Ele tinha o mesmo padrão de término para todos os relacionamentos que começava. Não conseguia ficar sozinho. Não conseguia ser honesto. Trocava uma mulher por outra quando queria se livrar da anterior. Não dava satisfação, simplesmente se afastava. Era sempre assim. Quando questionado, negava, com uma voz tão doce que fazia mal mesmo ela não sendo diabética: "Não, amor, é impressão sua. Não está acontecendo nada. Deixe de ser neurótica.
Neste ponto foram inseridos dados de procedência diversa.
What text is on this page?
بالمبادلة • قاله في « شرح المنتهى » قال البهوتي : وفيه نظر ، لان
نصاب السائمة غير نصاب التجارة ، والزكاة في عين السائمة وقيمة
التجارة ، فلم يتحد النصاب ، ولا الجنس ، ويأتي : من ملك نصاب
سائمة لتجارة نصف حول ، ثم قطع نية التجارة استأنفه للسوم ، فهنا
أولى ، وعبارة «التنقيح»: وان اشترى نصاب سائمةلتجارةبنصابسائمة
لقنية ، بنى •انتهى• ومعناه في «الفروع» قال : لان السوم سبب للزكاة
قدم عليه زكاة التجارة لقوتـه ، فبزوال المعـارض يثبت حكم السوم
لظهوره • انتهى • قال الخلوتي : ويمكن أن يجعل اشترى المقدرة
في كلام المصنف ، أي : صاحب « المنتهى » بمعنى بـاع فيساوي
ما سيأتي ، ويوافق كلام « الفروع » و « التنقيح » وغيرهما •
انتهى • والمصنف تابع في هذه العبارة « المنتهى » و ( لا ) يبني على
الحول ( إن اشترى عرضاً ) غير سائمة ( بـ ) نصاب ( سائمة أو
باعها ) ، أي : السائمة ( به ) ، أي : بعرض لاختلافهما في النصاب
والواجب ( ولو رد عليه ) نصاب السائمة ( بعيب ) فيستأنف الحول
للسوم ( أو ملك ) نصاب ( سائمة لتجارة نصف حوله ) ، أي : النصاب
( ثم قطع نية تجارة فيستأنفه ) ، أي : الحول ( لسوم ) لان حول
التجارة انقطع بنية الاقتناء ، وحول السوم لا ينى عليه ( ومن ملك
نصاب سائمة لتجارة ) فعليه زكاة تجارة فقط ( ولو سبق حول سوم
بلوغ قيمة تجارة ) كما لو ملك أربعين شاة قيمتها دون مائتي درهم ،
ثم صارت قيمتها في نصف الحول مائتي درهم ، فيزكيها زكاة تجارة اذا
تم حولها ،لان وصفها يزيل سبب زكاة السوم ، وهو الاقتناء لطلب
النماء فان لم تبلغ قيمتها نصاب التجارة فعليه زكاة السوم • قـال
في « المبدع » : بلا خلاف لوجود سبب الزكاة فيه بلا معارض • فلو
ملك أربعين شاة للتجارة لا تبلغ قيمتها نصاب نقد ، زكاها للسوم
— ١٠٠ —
Está tudo bem". Enquanto isso enchia a próxima vítima de atenção. Encontravam-se todos os dias, iam aos melhores motéis da cidade, planejavam as melhores viagens. Mostrava-se ciumento e apaixonado. Com ela não tinha sido diferente.

Agora que sabia disso era alívio que sentia. Não, não estava louca. Ele estava se afastando dela, ignorando-a. Talvez com isso a fizesse sumir. Desaparecer. E enquanto ele a largava aos poucos, ela sofria aos montes. Sabia agora que nada fora sua culpa, mas nem por isso doía menos. Ele tinha roubado sua solidão e agora devolvia rabiscada, , suja de suas mãos, cheia de orelhas de burro como as páginas de um livro marcadas à caneta fluorescente. Burro. Burra. 

Comentários

  1. Anônimo7:11 PM

    Marcas que ficam incrustadas para sempre. Indeléveis. Inapagáveis. Há homens e há "cafas". Mas por quais cargas d´ águas que são os "cafas" que ficam? Seria determinismo histórico? Ou imperativo categórico que tanto Kant falava? Não sabemos. Só sentimos a dor do fim das paixões.